Cahn slaagt erin om in haar werk aan het gruwelijke spektakel voorbij te gaan

Ze is geen makkelijke tante. Waarom zou ze ook? Ze zegt, doet en denkt zoals ze zelf wil. Wie een beetje bekend is met het werk en de levensinstelling van de in Zwitserland geboren kunstenaar Miriam Cahn (1949), weet dat ze aan een heleboel dingen lak heeft. Nooit moeder willen zijn, nooit echtgenoot, nooit muze, nooit vriendin, nooit dienstbaarheid in het vaandel hebben. Bevalt een curator haar niet, dan trekt ze haar werk terug uit een expositie (zoals Rudi Fuchs in 1982 overkwam toen hij de Documenta in Kassel maakte). Haar openlijk geuite toorn is groot richting Ruangrupa, het hippe kunstcollectief uit Indonesië dat in 2022 de Documenta samenstelde met volgens Cahn ‘door de westerse kunstwereld gesanctioneerde anti-semitische kunst.’

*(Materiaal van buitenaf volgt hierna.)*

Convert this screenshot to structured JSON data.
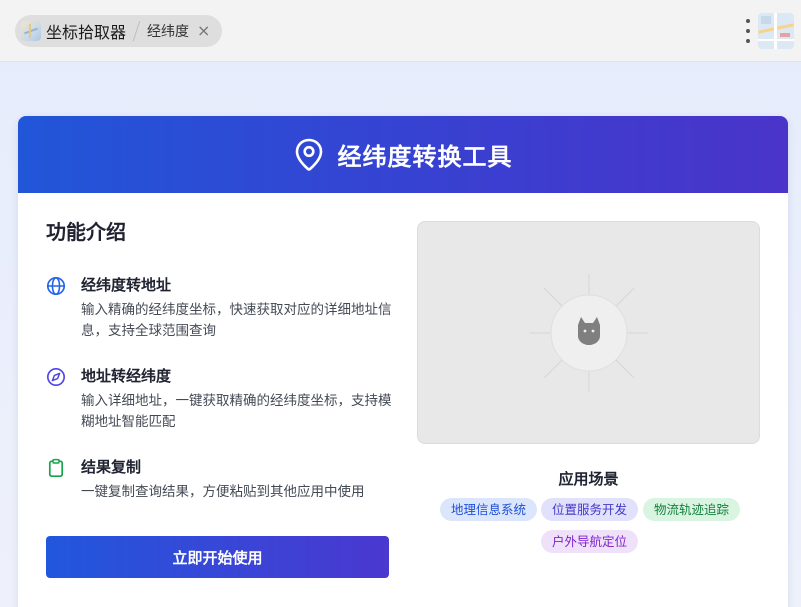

Mannelijke dominantie is een rode vlag voor haar, net als vrouwelijke overigens. Eigenlijk alles waarbij onderdrukking en hypocrisie een rol spelen. Dat kan de oorlog in voormalig Joegoslavië zijn, in Gaza, Oekraïne, de manier waarop mannen met vrouwen omgaan, mensen met dieren, of de vluchtelingencrisis. „Il faut montrer”, zegt Cahn, kind van een uit nazi-Duitsland gevluchte Joodse familie. Men, wij, ik moet tonen. Die imperatief is de drijfveer achter alles wat ze doet.

Ophanging

Haar tentoonstellingen richt ze zelf in. Niemand hoeft zich met de ‘ophanging’ te bemoeien. Zo doet ze, sinds ze in 2017 als ‘oude’ vrouwelijke kunstenaar na een periode van stilte begon aan een nieuwe internationale opmars. Dus ook in het Stedelijk Museum in Amsterdam, waar op initiatief van voormalig curator-at-large Adam Szymczyk en directeur Rein Wolfs een grote solo met werk vanaf de jaren tachtig tot en met heel recent te zien is.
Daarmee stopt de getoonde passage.